Socrate non era innocente

Socrate è sempre stato prigioniero del suo mito per la capacità di sconvolgere i coevi imponendo delle novità assolute cha hanno diviso in maniera radicale i cittadini di Atene, patria del filosofo. Tutte le fonti successive alla sua morte hanno creato una vera e propria leggenda del pensatore libero ingiustamente condannato dall’ignoranza della massa e calunniato da concittadini rancorosi e oscurantisti. Da questa aura leggendaria è difficilissimo distinguere la verità storica dell’uomo.

L’insegnamento di Socrate ha generato passioni completamene opposte, dalla più sconfinata ammirazione a una insopprimibile avversione se è vero che le generazioni successive di ateniesi non mostrarono alcun pentimento per la condanna del filosofo. La concezione dell’uomo della città di Atene imponeva al cittadino il totale rispetto delle istituzioni e la saggezza era individuata come l’adeguamento dei comportamenti a dei modelli previsti dalla tradizione, ovvero era necessario seguire il proprio ruolo sociale. La grande rivoluzione del filosofo ateniese fu l’individuazione dell’anima come componente specifica dell’uomo, che fa sì che la via verso la saggezza non possa più provenire dall’esterno, ovvero dall’adeguamento a regole comportamentali imposte dalla consuetudine, ma nasca dalla ricerca personale.

La comunità non può più prevalere sul singolo. L’interiorità è quella cosa che ogni cittadino deve coltivare più di ogni altro interesse e richiede la cura tradizionalmente riservata agli dèi. Socrate, dunque, eleva l’uomo a una dimensione divina. Questa grandiosa innovazione del pensiero filosofico non poteva essere accettata nell’Atene dell’epoca. L’insegnamento del filosofo non era affatto innocuo, ma implicava una fortissima critica al sistema di valori su cui poggiava l’educazione dei giovani e l’abbandono del modello di educazione di padre in figlio di trasmissione delle consuetudini al punto che Aristofane, commediografo contemporaneo del filosofo, arriva a dipingere un Socrate che chiede ai discepoli di bastonare i padri.

La stessa famosa e proverbiale professione di ignoranza di Socrate adeguatamente contestualizzata alla mentalità dell’epoca risulta fortemente provocatoria verso i concittadini. Affermare di non sapere nulla significava dire che l’insieme dei valori tramandati non valeva nulla. Da qui il disprezzo dei concittadini. Socrate non fu un intellettuale mite e bonario, ma proponeva una visione rivoluzionaria dell’uomo che metteva in discussione le basi stesse su cui si reggevano la polis, le istituzioni e le tradizioni. Le accuse di empietà e corruzione dei giovani che furono mosse al filosofo, dunque, non risultavano del tuto inammissibili. Inoltre, quando Socrate affermava che in nessun cittadino ateniese aveva trovato la sapienza significava che nessuno sapeva effettivamente che cosa era il bene e dunque non poteva praticarlo. Questo aveva un importantissimo risvolto politico, significava che nessun ateniese era in grado di fare politica e che le istituzioni ateniesi erano state create da incompetenti.

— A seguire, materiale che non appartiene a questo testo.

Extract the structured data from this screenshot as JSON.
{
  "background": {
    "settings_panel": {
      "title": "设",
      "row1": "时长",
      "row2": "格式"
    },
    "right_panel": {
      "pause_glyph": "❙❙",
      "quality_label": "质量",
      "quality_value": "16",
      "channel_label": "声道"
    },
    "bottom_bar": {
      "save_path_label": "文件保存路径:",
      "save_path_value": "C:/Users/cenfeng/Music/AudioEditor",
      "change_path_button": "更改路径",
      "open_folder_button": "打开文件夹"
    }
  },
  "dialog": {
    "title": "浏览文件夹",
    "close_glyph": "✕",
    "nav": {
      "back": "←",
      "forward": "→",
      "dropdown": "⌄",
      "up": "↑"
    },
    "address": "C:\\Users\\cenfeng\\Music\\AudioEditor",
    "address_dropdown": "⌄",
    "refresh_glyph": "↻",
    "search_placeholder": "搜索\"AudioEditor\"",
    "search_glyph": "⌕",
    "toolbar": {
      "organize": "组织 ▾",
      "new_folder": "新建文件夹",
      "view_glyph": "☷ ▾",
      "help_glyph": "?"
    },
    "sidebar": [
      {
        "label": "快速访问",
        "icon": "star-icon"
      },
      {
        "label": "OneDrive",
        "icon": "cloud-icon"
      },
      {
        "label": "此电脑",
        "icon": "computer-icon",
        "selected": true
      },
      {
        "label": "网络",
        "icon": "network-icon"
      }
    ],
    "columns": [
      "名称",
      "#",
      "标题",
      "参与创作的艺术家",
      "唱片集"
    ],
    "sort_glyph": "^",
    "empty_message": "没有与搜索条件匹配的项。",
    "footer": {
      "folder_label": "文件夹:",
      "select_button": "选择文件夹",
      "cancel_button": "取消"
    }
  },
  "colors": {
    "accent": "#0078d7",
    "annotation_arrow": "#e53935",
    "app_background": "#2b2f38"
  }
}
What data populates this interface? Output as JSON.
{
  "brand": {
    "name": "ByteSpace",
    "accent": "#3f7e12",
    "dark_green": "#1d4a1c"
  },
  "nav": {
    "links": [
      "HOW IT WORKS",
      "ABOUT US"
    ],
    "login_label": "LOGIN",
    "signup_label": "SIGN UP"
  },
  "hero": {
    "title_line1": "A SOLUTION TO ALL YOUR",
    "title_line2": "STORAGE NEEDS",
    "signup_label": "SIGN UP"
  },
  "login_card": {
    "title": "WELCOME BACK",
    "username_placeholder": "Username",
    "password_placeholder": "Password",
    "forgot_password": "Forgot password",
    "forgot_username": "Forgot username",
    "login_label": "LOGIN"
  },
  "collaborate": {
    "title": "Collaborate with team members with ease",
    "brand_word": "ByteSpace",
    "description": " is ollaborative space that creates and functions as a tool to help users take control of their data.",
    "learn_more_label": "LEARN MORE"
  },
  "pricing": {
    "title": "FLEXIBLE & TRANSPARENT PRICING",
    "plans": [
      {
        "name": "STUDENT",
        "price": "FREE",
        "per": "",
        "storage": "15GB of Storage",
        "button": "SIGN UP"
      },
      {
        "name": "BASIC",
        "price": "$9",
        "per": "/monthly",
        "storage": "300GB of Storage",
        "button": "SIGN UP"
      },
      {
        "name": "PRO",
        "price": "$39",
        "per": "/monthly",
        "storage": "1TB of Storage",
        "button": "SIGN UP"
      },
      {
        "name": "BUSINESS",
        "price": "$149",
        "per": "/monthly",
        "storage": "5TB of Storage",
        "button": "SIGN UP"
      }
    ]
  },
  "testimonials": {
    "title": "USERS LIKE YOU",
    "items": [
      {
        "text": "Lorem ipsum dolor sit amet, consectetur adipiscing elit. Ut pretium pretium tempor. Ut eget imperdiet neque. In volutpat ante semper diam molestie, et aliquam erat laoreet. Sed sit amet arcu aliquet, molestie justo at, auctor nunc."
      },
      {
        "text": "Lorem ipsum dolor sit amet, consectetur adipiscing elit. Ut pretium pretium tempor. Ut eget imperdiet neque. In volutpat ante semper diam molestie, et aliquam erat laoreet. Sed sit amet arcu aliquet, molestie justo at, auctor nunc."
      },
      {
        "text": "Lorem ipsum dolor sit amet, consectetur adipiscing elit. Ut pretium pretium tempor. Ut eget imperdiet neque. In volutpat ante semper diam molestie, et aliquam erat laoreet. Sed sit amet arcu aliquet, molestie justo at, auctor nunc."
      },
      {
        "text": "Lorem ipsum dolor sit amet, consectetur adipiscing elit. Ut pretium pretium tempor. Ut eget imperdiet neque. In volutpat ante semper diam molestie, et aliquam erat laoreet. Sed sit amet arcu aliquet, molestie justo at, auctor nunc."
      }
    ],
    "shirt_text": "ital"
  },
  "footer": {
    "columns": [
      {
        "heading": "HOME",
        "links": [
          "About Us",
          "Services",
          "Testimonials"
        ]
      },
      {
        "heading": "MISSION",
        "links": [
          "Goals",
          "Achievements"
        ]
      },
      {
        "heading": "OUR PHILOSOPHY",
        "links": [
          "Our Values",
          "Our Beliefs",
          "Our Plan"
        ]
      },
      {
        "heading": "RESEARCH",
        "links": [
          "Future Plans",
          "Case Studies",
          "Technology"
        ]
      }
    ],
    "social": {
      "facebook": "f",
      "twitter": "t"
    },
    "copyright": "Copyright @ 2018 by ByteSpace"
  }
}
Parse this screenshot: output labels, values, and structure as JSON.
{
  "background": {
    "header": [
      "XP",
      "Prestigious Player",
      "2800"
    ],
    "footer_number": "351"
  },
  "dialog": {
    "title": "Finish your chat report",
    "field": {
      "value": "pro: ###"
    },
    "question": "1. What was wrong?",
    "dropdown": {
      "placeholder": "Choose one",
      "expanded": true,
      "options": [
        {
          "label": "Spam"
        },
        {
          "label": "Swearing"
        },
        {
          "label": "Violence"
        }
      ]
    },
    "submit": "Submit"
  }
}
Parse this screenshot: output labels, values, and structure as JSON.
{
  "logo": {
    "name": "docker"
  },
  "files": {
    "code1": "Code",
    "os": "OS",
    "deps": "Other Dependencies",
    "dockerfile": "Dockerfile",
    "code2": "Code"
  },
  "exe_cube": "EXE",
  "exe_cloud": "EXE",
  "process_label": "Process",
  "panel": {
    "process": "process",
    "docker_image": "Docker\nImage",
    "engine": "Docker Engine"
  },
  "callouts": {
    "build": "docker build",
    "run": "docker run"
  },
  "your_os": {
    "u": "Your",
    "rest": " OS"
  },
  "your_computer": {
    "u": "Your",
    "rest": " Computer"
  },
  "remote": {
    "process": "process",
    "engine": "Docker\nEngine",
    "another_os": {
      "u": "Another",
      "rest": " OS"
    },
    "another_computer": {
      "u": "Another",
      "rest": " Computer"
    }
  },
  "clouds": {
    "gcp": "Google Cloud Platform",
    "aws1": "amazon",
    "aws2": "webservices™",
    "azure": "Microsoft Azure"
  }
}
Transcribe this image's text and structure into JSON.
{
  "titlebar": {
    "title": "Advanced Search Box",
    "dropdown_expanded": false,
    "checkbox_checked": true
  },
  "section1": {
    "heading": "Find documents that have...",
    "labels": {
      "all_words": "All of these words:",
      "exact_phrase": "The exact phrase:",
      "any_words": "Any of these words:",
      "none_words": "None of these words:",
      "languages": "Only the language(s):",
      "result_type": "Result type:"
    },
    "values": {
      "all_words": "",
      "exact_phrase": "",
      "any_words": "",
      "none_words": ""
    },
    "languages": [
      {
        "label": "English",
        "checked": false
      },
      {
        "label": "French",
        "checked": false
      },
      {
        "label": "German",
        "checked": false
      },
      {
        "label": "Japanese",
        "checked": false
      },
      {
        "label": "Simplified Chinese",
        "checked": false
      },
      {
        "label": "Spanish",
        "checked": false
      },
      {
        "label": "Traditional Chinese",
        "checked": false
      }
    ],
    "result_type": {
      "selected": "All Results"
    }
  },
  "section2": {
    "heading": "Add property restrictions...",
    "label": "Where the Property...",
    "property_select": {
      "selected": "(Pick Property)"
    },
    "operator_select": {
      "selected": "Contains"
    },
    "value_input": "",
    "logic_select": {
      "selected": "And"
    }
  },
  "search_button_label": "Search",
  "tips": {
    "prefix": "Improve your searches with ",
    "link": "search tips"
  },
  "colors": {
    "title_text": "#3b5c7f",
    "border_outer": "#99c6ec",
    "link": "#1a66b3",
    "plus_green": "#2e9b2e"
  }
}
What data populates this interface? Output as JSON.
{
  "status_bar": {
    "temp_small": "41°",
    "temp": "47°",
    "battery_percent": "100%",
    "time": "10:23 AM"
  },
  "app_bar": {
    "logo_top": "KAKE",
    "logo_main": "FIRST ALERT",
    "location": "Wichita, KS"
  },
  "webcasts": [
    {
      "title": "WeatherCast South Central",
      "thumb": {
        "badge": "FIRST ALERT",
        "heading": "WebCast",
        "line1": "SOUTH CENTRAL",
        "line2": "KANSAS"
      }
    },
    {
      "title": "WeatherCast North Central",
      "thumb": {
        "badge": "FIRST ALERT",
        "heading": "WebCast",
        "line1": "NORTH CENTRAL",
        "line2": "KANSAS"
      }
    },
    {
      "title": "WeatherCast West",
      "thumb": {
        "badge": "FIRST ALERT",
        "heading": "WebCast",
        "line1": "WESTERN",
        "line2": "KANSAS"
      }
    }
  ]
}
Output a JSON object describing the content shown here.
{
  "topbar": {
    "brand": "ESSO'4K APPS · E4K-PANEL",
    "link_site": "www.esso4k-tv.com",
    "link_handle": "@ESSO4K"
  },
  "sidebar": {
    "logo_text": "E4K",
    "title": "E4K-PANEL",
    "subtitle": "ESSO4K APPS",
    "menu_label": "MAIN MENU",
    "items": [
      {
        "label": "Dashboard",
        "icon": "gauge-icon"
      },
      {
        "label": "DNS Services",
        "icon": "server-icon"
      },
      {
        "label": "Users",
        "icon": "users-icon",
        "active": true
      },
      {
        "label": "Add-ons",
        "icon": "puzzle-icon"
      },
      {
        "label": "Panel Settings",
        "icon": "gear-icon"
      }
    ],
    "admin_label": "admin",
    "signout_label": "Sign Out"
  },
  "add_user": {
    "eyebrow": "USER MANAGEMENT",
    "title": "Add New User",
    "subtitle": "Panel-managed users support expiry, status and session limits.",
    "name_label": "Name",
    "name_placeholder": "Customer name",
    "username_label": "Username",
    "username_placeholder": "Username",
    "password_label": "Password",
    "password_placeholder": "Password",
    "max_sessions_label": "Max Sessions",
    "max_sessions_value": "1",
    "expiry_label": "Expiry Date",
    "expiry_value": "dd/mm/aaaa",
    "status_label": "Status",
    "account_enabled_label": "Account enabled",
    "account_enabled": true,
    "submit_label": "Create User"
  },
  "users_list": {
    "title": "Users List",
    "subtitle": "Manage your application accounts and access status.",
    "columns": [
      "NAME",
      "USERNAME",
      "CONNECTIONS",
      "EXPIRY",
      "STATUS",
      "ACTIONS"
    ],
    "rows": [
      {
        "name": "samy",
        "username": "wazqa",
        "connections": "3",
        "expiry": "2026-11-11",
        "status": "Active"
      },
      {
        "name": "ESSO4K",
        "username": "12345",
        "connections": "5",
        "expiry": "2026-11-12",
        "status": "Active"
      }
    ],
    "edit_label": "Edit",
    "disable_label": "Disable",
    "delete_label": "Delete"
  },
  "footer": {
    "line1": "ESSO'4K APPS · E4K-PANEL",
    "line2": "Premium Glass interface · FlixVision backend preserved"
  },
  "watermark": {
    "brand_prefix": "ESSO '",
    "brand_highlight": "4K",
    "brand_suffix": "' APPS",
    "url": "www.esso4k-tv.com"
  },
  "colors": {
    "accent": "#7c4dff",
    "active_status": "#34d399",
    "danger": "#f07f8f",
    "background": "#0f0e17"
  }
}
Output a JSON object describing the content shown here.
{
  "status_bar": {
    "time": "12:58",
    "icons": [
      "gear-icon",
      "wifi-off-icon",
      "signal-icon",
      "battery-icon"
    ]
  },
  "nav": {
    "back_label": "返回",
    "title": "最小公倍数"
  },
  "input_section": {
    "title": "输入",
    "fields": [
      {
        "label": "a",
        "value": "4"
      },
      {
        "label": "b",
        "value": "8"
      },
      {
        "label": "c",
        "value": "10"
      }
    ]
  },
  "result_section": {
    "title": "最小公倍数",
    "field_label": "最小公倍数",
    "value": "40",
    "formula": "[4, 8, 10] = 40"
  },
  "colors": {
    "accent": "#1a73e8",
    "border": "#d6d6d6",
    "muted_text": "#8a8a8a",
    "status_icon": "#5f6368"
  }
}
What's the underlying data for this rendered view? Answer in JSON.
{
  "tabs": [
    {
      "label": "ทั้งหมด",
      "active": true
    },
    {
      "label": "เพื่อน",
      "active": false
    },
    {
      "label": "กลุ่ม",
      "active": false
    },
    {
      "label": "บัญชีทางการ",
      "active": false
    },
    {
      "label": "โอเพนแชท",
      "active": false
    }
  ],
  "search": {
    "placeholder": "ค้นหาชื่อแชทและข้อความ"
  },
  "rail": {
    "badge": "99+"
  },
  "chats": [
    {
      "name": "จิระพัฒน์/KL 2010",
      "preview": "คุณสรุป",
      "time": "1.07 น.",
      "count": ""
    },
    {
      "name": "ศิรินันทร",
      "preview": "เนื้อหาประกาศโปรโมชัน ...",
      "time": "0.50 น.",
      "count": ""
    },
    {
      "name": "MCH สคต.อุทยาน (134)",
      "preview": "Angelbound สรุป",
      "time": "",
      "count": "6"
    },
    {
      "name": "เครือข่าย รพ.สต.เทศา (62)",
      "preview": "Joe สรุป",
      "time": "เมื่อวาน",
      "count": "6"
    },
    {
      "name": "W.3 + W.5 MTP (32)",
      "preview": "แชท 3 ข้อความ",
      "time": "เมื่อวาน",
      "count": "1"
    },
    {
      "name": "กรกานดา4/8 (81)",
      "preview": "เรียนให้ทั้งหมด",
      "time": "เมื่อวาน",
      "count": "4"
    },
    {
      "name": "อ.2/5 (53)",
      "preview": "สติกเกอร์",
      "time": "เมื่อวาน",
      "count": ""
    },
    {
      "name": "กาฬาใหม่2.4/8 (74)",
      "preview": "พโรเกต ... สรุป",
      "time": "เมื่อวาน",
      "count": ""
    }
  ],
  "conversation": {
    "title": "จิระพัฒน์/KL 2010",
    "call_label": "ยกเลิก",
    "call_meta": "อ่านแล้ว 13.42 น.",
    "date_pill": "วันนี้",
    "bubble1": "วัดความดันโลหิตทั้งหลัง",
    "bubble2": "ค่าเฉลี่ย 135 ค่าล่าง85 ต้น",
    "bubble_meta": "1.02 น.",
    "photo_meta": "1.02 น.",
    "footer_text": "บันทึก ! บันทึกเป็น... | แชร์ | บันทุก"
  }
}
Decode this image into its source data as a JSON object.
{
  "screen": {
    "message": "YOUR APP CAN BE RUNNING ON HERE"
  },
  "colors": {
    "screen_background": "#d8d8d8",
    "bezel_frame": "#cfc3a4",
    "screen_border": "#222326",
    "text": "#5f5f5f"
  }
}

Solo il sapiente che si prende cura della propria anima conosce e pratica la virtù e quindi soltanto lui può svolgere attività politica. Questa visione fortemente aristocratica escludeva dalla politica tutte quelle persone che non conoscevano la filosofia, ovvero il demos. Per questo l’insegnamento del maestro interessò molto quei personaggi ateniesi da sempre ostili alla democrazia e simpatizzanti del modello oligarchico spartano come Crizia, Platone e Senofonte. Socrate era dunque un maestro di politica fastidioso per i ceti inferiori. Al popolo non poteva che apparire come un avversario dell’ordinamento politico ateniese e un sostenitore del sistema spartano, di cui il filosofo era dichiaratamente ammiratore. La condanna a morte del maestro nel 399 e la successiva opera di creazione del mito da parte dei suoi allievi -su tutti l’opera dei Dialoghi di Platone- presenta un Socrate assai diverso da quello che i suoi concittadini avevano conosciuto, trasfigurato per far comprendere come egli fosse apparso alla stretta cerchia di suoi discepoli e immagine che si è tramandata fino a noi oggi tanto da rendere così difficile tutt’ora separare la realtà storica dalla leggenda.